As floods creep higher, haze thickens, and record heat drains cities across Asia, one question keeps resurfacing: who pays to keep the planet alive? Last week, at the COP30 Leaders’ Summit in Belém, Brazil, a new answer was launched: the Tropical Forest Forever Facility (TFFF). It’s a bold global fund that could finally make standing forests worth more than destroyed ones.

The TFFF, first proposed by Brazil and formally launched at the COP30 Leaders’ Summit in Belém last week, is designed to close a long-standing gap in climate finance. For decades, countries like Malaysia, Indonesia, and the Philippines have been asked to conserve their forests for the planet’s sake, yet have received only a fraction of the financial support that such commitments require. The TFFF aims to correct that imbalance by directing substantial, long-term funding toward verified forest protection in the Global South.

A new model for global forest finance

At its core, the TFFF is designed as a global blended-finance facility. Wealthier countries would provide about US$25 billion in public seed capital, which would then attract another US$100 billion from private investors such as pension funds and sovereign wealth funds. This creates a long-term, endowment-style fund worth roughly US$125 billion; a financial instrument focused entirely on keeping forests standing.

Instead of trading carbon credits or offsets, the TFFF would invest this capital globally and use the annual returns to pay tropical forest countries that successfully protect their forests. These payments, estimated to reach around US$4 billion per year, would be tied to verified conservation results and open data monitoring. In other words, countries are rewarded not for promises, but for proof.

Crucially, the TFFF also envisions direct access mechanisms for Indigenous Peoples and local communities, whose knowledge and governance have safeguarded forests for centuries but have rarely received fair compensation or decision-making power. If implemented with integrity, this could make TFFF the world’s first financial model that truly links economic return with ecological justice.

The TFFF also represents a long-overdue correction to global climate finance, where tropical forest nations have long struggled to make their standing forests worth more than destroyed ones. Its inclusion of direct access funding for Indigenous Peoples and local communities is a welcome precedent, but only if such commitments are implemented transparently and equitably.

The challenges that remain

However, the TFFF still faces major design gaps. Current proposals risk prioritising investor payments before frontline conservation results, and allow limited safeguards against harmful activities such as industrial logging or agribusiness expansion. For the facility to become a credible tool for climate and biodiversity protection, these weaknesses must be addressed before it is fully operationalised.
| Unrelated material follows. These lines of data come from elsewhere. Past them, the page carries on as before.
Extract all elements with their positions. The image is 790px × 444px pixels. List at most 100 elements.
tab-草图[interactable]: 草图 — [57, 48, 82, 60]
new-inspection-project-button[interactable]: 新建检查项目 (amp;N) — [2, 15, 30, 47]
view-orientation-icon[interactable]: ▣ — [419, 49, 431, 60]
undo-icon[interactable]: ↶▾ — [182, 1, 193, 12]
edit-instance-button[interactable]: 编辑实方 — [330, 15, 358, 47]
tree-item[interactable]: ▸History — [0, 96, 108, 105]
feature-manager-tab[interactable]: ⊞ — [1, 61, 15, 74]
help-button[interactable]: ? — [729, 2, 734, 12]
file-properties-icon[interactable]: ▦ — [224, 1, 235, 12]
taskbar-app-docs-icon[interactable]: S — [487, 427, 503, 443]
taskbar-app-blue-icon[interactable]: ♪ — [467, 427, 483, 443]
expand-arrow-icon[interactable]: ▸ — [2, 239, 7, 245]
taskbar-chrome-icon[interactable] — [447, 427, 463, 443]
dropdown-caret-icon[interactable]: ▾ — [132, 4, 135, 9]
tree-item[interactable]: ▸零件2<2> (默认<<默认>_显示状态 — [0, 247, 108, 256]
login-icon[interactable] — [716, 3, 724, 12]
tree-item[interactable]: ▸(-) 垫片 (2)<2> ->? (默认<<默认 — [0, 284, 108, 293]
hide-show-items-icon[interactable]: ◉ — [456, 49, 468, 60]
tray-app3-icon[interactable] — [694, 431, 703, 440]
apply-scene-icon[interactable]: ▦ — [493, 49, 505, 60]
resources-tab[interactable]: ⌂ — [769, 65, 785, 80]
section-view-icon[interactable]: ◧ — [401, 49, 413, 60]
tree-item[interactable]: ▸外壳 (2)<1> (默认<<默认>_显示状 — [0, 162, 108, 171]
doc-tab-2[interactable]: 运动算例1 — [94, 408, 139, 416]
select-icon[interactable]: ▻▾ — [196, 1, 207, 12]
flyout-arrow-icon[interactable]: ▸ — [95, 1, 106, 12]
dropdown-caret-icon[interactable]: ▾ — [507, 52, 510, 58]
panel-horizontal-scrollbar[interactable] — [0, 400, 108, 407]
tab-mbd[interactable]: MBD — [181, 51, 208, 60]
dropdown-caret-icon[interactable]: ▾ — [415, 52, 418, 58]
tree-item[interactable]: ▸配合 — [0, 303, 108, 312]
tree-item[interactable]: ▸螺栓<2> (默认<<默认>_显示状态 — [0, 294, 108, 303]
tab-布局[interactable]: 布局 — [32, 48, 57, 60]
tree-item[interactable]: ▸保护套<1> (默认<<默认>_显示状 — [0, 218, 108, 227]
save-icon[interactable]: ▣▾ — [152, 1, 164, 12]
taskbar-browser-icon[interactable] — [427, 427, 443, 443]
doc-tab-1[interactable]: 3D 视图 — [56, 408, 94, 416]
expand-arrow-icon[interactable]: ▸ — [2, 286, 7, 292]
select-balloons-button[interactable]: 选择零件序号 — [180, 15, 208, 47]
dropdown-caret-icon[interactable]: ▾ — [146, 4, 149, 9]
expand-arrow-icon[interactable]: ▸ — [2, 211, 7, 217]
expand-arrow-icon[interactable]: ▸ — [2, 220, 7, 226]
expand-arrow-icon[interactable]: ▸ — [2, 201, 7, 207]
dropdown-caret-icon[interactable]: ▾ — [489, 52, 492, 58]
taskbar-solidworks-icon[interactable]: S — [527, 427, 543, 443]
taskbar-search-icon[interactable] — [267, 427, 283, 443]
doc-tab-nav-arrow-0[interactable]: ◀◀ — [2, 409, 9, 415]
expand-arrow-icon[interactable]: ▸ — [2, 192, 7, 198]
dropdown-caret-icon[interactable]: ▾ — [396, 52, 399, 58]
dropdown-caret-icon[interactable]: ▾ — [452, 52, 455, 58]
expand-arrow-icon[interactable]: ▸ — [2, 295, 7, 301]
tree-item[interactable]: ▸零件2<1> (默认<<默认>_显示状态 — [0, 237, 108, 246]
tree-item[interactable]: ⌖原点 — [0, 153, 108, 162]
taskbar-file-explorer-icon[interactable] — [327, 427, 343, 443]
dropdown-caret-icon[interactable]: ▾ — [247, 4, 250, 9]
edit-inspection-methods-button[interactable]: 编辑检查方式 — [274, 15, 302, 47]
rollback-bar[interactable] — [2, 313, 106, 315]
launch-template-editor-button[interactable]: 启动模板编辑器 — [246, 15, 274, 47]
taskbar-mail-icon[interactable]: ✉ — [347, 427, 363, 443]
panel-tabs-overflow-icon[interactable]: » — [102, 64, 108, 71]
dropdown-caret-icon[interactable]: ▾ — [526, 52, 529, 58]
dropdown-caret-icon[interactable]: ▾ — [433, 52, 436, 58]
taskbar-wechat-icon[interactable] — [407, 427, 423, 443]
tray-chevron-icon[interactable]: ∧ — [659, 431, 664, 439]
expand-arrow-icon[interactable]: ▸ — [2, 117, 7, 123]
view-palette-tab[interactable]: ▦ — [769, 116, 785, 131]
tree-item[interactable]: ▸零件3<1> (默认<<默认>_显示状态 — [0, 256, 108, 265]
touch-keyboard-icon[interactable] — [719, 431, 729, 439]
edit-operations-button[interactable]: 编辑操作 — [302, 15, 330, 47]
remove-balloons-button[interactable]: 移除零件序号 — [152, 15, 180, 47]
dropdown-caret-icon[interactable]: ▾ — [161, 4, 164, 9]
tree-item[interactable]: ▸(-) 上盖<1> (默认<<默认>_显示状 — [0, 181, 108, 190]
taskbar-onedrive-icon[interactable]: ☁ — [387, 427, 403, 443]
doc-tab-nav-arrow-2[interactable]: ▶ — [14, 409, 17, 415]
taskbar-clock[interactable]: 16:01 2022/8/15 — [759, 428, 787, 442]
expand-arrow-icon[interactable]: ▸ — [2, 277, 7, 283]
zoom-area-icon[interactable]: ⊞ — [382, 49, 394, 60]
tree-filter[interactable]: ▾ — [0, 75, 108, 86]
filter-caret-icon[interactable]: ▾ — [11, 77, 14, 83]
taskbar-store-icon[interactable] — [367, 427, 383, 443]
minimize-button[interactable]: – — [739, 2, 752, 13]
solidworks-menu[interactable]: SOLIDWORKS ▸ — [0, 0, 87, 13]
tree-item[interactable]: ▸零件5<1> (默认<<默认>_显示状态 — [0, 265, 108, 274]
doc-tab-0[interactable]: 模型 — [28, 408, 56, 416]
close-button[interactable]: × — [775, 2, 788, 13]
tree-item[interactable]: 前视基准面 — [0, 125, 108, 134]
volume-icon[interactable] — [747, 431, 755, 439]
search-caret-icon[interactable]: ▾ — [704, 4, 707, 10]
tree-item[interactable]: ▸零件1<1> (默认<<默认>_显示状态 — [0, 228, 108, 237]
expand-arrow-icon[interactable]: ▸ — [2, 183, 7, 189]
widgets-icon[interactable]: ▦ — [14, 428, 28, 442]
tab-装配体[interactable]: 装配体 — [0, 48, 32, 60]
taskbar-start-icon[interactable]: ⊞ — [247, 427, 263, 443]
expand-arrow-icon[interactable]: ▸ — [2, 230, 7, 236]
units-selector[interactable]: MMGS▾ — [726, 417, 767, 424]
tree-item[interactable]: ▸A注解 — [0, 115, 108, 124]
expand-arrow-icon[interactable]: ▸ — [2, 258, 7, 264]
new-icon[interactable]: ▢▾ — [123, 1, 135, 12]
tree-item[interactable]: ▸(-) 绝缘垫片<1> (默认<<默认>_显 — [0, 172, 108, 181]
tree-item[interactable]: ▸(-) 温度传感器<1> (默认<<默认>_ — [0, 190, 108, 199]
The latest design update includes progress on transparency and Indigenous participation, but stronger environmental and financial standards are still needed. The facility should ensure that all funds are additional to existing climate and biodiversity commitments, that eligibility criteria exclude forest degradation, and that finance flows directly to those who protect forests daily.

While Prime Minister Anwar Ibrahim has officially stated Malaysia’s support for the launch of the TFFF, key questions remain unanswered and Malaysians should play a part in shaping how this global fund will affect their forests, communities, and future.

Why Malaysia’s role matters

For Malaysia, the Tropical Forest Forever Facility (TFFF) represents more than another global climate initiative. It is a chance to link national forest protection with long-term international financing, and to show that conservation can be both just and economically sound. Our rainforests are among the world’s most biodiverse, yet they continue to face encroachment, logging, and fragmented governance between federal and state authorities.

Malaysia is already part of the technical discussions shaping the TFFF’s next phase. With the fund now launched, our role should shift from support to leadership—ensuring that its design upholds transparency, fairness, and Indigenous rights from the start. The government can help set a regional example by committing to clear eligibility standards, public reporting, and community participation in forest monitoring.

This is also the moment to move beyond broad endorsement toward concrete action. Malaysia should publish a roadmap for how it will engage with the TFFF, outline how funds will reach Indigenous and local communities, and open consultations with civil society. If done right, Malaysia can turn this global mechanism into a national opportunity: one that rewards protection instead of extraction and builds lasting credibility for the country’s environmental leadership.

The road ahead

The TFFF’s launch is a rare moment of optimism in global climate politics: proof that cooperation is still possible when the planet’s lungs are at stake. But the real work begins now. What matters is not how loudly countries celebrate, but how committed they act.

Malaysia has already taken the first step by backing the facility. The next step must be ensuring that this fund delivers for people and forests alike. Because if the TFFF succeeds, it won’t just pay for protection; it could rewrite the economics of survival itself.